It must have been 25 years ago when it dawned on me that, in the future, we would have fabulous products that didn’t work all the time. You see, I was working at a consumer electronics company churning out circuits and code for gadgets at a feverish pace. The rule was you had to get the product fast to market and at a very low price. I reflect on that now as I attempt to use my tablet computer and the application crashes. You see, reliability is inversely proportional to complexity.
Think of the Space Shuttle. Per https://www.nasa.gov/pdf/566250main_2011.07.05%20SHUTTLE%20ERA%20FACTS.pdf there were about two and a half million parts in the vehicle. The parts in a space vehicle are classified as class ‘S’ parts. ( http://engineer.jpl.nasa.gov/practices/1203.pdf ) These are the highest reliability parts available. Now, suppose they had a reliability of 99.999%. That means there is a failure rate of 0.001%. Thus, there is a probability that 2,500 parts may be failing.
There are ways to figure out how to increase the reliability. The usual first attempt is to install a redundant system. However, this is often not done correctly. Suppose you have two power supplies in your home computer. If one fails then the other will take over for it. But, they are plugged into the same outlet. A common mode failure of the power in the outlet will still cause the system to fail.
Then there is cross-coupling. Suppose have two computers monitoring a device. They also send a message to each other to make sure the other is alive. They are both on different power systems and both have different mechanisms to observe the device they are monitoring. If anything should fail, they are to send out a message to headquarters telling of the need to attend to the device. Now suppose that the first computer has an electrical fault and it burns out its little electronic brain. Along with its conflagration, the electrical fault travels down the communications connection between the two monitors and deals a similar fatal blow to the second computer. Nothing is sent back to mission control and the critical part that is being monitored falls into a silent death.
Perhaps the end all in reliability analysis is the Failure Mode Effect and Criticality Analysis http://rsdo.gsfc.nasa.gov/documents/Rapid-III-Documents/MAR-Reference/GSFC-FAP-322-208-FMEA-Draft.pdf . This analysis is performed in both spacecraft as well as in medical life-support devices. At issue with the FMECA is that it costs a great deal if the system is not documented. Therefore, if you are designing a system from scratch, it is best to include an FMECA just after the first high-level design review and use the results to iterate the findings back into the requirements.
Here is another fun thing to do. Take a drawing of your system and then X out one of the components. Was any type of alert sent to notify of the failure? If not, then move up the chain and fail another component until something is noticed. Does your system fail catastrophically? What happens if you do notice the failure but the Mean Time To Repair (MTTR) is longer than the Mean Time Between Failure (MTBF) of the components? This means that, even if you have a backup system, if you don’t repair the failed system before there is a high probability of failure of the backup then the whole system may go down.
Ok. So what is all of this stuff worth? If you are not in the technology industry, think of an expensive item you buy that is very complex. Lets say, your laptop. Yes.
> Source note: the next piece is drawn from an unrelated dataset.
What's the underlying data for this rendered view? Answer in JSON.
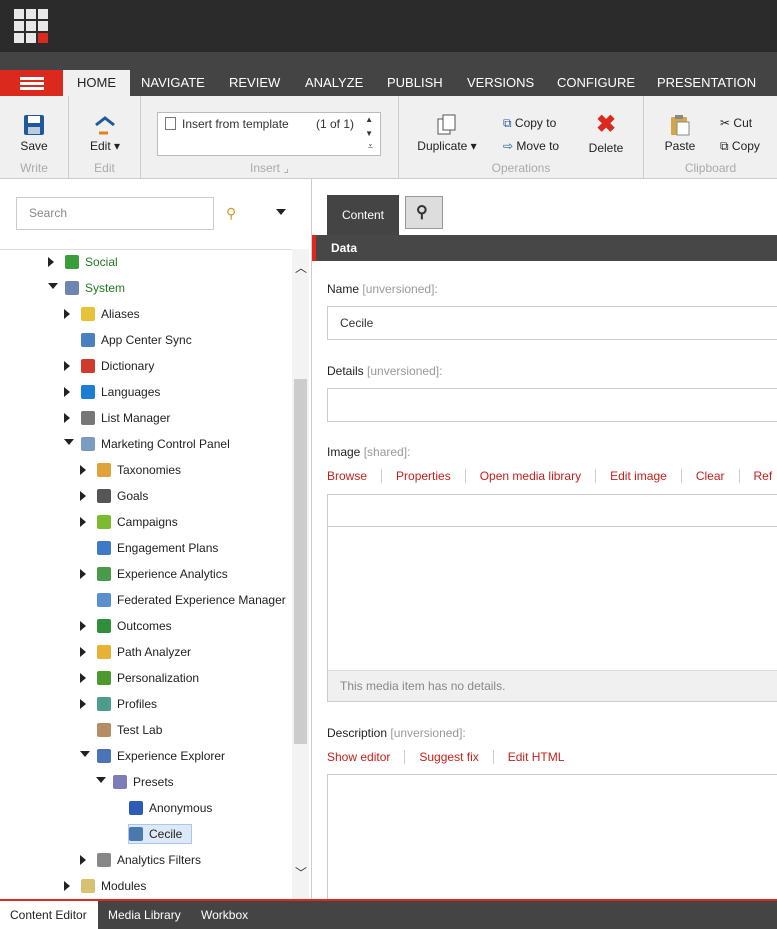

You have just purchased a new laptop. You should just start using it right? Wrong. These things have limited warranty and are cranked out in the thousands per year. The warranty is usually for 1 year.
Most failures occur within the first 100 hours of the life of a part. Thus, if you have been shipped a lemon laptop, it would behoove you to turn the thing on and make it so that it comes out of power fail mode and stays oun (or buy a Wiebetech Mouse Jiggler http://www.amazon.com/CRU-Inc-30200-0100-0011-WiebeTech-Jiggler/dp/B000O3S0PK) . It is also good if you can have it do something while it is powered up for 100 hours but just letting it run and ensuring its disk drive is spinning is good enough. If it makes it through the first 100 hours then it will most likely survive until it wears out.